For Lara Friedman, a lobbyist for Americans for Peace Now, the sun was not shining last week. Jews from Arab countries are being cynically exploited, she claimed on Open Zion, by a two-pronged drive that seeks to abolish the hereditary status of Palestinian refugees, while pushing for the rights of Jews from Arab Countries. A Congressional Bill, coupled with an Israeli diplomatic initiative, will, she fears, pit the refugees against each other.
Jewish refugees from Arab countries do indeed outnumber Palestinian refugees– by 850,000 to 750,000. According to economist Sidney Zabludoff, Jews lost 50 percent more in assets. Two sets of refugees were created after 1948—one by violence and persecution, the other by war. Jewish refugees were absorbed in Israel and the West; the Palestinians were left to fester in camps.
But the new initiatives do not, as Friedman alleges, set new terms for the peace agenda: they mean to correct a historic distortion.
Friedman’s main argument echoes the radical Marxist professor Yehuda Shenhav: after conceding that Jews from Arab countries have legitimate rights, she proceeds to question if Jews were ‘refugees’ at all—a ‘degrading’ term. Although Yisrael Yeshayahu and Shlomo Hillel, who arrived before Israel was born, are on record as saying they came as Zionists, they are exceptional. Jews fled because certain push factors made life hell after 1948—murderous riot, anti-Jewish incitement, arrests, executions.
For ethnocentric reasons, Israel discouraged the Jews from seeing themselves as refugees, but as immigrants returning to their ancestral homeland. Bizarrely, Friedman seems to believe that unless Jews want to return to their countries of birth, they cannot be real refugees: “They are either refugees, or they are new immigrants—they can’t be both.”
I say they can be both. Were they dispossessed, their ancient, pre-Islamic communities destroyed, their families dismembered—of their own free will? Did Jews choose to spend up to 13 years in tents or huts (ma’abarot) with inadequate sanitation and food?
What would Friedman say about the 200,000 Jews who did not flee to Israel, but found refuge in the West? Read this refugee’s comment to Friedman’s piece:
Less than one month after the Six Day War…We left with one suitcase each. Leaving everything behind was the least of our concerns, although we had lived well in Casablanca, Morocco. Our primary concern was to get on that plane bound for Paris because staying in our country meant risking our lives. In Paris, we had to live in a dingy, one-bedroom apartment with no bathroom, no hot water, and lots of rats.

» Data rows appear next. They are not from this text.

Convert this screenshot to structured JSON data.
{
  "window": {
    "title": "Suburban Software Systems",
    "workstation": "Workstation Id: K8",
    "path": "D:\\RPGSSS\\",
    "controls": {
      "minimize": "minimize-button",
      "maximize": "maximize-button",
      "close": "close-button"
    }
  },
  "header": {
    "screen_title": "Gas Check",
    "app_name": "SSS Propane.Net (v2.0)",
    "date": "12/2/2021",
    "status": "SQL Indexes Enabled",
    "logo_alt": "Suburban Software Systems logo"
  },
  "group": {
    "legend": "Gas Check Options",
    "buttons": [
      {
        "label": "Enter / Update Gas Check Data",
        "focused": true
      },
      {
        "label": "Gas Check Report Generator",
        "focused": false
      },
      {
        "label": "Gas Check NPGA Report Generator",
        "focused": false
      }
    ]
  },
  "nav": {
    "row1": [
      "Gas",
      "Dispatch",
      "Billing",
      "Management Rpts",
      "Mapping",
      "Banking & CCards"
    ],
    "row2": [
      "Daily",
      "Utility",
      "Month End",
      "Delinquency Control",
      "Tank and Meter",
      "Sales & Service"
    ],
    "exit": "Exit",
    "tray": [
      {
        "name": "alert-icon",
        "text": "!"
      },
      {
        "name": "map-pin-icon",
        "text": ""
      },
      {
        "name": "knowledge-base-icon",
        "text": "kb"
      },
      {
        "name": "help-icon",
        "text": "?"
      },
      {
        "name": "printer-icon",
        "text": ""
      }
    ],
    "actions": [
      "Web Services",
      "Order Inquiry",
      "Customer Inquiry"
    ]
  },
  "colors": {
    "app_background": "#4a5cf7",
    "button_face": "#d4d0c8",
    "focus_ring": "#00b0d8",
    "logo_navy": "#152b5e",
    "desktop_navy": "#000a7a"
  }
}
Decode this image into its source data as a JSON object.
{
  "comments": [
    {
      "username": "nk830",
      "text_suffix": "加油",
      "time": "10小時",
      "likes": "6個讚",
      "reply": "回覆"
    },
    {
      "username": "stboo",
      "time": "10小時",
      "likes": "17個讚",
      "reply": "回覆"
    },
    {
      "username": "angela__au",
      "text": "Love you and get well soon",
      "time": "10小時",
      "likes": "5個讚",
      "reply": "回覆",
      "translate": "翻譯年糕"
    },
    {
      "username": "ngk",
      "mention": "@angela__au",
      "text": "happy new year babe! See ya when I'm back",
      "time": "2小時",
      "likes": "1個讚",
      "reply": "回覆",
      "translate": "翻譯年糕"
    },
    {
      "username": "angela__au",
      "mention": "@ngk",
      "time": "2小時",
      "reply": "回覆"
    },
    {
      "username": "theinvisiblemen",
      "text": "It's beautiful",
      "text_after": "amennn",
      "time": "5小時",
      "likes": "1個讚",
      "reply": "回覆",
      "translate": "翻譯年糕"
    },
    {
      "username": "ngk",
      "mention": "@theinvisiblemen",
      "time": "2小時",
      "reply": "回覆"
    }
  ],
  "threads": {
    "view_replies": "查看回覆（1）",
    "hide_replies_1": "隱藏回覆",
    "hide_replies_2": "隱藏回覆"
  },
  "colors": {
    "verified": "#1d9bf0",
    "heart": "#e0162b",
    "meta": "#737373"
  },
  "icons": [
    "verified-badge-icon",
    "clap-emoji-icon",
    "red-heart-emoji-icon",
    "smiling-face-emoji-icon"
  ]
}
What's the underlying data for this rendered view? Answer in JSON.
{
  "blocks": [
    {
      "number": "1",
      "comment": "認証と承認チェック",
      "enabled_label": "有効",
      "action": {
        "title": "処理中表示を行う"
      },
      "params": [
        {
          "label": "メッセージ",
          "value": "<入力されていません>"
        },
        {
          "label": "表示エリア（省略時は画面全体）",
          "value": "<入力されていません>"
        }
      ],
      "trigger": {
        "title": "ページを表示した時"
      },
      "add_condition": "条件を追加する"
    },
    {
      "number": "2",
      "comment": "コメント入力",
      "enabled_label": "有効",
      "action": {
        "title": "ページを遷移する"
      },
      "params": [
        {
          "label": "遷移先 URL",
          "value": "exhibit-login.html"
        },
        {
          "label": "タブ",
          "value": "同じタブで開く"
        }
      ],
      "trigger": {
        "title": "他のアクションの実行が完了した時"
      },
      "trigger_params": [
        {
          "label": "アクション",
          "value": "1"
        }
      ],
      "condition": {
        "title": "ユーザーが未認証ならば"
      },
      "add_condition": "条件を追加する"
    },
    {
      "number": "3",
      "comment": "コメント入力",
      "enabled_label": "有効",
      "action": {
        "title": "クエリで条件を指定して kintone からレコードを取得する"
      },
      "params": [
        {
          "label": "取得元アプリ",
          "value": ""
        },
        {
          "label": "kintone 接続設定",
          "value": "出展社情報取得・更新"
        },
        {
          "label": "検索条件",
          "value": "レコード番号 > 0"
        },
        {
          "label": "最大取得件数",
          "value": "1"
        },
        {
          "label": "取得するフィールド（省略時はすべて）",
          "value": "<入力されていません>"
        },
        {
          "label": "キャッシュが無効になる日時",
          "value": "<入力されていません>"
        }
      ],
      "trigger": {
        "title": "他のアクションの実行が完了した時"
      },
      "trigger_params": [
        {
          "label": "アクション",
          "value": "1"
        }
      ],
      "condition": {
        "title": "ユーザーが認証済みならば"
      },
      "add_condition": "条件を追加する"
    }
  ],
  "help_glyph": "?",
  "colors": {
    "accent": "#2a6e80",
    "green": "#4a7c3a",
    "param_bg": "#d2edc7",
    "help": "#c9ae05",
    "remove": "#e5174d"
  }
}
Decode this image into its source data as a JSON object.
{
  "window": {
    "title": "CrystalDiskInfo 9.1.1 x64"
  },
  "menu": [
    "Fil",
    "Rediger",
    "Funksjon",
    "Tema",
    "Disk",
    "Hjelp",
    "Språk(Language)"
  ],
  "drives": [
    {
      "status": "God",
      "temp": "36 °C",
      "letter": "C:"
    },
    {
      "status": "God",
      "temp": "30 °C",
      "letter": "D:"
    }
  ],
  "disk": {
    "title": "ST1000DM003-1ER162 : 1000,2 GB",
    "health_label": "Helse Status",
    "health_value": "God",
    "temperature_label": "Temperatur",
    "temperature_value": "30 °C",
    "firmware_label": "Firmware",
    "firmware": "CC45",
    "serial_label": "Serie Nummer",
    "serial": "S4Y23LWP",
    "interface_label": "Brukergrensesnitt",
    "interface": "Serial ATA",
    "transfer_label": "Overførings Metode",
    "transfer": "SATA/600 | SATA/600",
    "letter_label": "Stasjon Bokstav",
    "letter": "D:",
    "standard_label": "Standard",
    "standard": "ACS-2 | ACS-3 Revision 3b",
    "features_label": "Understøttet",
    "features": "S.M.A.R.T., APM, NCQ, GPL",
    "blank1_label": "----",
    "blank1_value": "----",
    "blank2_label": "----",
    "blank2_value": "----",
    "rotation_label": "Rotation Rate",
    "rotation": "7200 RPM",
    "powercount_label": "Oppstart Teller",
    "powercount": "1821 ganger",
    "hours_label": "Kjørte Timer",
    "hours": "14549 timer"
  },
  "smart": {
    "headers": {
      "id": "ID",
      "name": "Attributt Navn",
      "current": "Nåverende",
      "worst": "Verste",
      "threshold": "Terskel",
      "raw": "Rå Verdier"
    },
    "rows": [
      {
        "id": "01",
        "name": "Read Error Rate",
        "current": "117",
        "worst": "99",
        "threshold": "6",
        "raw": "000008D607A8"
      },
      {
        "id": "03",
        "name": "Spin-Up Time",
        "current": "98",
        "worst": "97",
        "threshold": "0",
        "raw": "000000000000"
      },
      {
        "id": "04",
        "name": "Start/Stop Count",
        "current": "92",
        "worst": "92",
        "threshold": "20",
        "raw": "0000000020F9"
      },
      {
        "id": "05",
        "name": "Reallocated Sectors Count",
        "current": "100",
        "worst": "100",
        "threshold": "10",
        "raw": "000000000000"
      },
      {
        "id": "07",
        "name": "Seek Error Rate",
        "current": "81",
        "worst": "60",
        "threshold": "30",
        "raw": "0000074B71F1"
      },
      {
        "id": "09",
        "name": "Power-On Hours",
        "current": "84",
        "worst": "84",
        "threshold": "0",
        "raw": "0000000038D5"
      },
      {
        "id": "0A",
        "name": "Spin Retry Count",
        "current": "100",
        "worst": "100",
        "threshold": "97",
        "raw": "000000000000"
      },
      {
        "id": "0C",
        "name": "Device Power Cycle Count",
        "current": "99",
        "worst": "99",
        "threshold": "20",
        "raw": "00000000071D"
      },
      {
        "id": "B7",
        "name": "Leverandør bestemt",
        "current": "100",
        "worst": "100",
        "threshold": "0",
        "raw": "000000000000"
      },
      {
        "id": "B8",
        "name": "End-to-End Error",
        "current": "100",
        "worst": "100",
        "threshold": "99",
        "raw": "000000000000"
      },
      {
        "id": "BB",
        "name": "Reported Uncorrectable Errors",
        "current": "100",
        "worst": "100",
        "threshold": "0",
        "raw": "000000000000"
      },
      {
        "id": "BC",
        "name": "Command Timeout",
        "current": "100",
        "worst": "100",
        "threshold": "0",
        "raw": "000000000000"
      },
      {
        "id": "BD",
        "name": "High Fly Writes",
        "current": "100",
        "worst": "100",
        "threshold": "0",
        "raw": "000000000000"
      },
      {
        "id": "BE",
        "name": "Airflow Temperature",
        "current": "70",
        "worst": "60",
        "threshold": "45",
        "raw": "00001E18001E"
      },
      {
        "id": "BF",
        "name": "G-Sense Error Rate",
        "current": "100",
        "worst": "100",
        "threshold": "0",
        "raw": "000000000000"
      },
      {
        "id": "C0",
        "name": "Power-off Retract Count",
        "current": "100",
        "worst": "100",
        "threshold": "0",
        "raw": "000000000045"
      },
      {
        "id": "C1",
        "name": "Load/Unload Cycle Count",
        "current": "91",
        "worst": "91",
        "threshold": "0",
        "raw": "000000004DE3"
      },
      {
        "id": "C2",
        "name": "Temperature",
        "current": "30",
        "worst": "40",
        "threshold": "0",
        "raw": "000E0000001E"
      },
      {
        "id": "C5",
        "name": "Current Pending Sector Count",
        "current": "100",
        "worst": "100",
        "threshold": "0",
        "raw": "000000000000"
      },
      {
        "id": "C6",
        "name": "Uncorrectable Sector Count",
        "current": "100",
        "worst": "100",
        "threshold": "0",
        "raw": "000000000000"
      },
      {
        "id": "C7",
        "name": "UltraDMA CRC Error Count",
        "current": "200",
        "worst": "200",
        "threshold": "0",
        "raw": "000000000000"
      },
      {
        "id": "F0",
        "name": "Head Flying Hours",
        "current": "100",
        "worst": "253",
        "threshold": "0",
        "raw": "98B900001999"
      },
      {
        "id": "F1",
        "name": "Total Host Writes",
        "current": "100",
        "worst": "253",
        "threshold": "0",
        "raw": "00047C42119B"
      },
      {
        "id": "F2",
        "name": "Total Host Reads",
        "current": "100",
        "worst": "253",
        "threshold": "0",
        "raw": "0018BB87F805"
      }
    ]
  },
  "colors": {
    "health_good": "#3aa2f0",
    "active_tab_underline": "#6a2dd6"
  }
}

Undeniably, Jews arrived as refugees. But they ceased being refugees once they were given citizens’ rights in their new countries. It is the Palestinians, consigned to squalid camps as political pawns, who have been cynically exploited, denied a ‘right of resettlement’ in their host countries and fed the delusion of return. A humanitarian solution would demand for them full citizenship, property ownership rights and jobs in Arab countries.
Here’s another Friedman fallacy: Palestinians are not responsible for what happened to Jewish refugees. Yet the two issues are linked. The Palestinian leadership pushed for the ethnic cleansing of Jews from Arab countries, while driving the Arab League into the 1948 war against Israel.
The pro-Nazi Palestinian leader, Haj Amin al-Husseini, instigated the Farhud pogrom against the Jews of Iraq in 1941. He sought Nazi license to exterminate Jews in Arab countries as well as Palestine “ in the same way as the problem was resolved in the Axis Countries.” Before the mass Palestinian exodus, the Arab League hatched a postwar, coordinated Nuremberg-style plan to persecute their Jewish citizens as enemy aliens.
The expulsion of Jews from Arab states and Arab genocidal intentions against the fledgling State of Israel were essentially two sides of the same coin.
An involuntary exchange of populations took place. Jews may yearn for the countries of their birth, but as long as these remain hostile and dangerous, return is inconceivable. And if one set of refugees cannot return, neither should the other. But both sets of refugees should be able to claim to compensation—the Israeli Ministry of Foreign Affairs has proposed an international fund.
Unless the claims of both sets of refugees are dealt with equally, a final peace settlement will not be based on truth.
By what right can Lara Friedman denigrate the rights of half the Jewish population of Israel, who descend from refugees of Arab and Muslim lands? What is truly degrading is her denial of Jewish refugee rights and belittling of Jewish suffering. Justice for Jewish refugees is an unresolved human rights issue with no statute of limitations. Its pursuit is more, not less, likely to achieve reconciliation between the two peoples.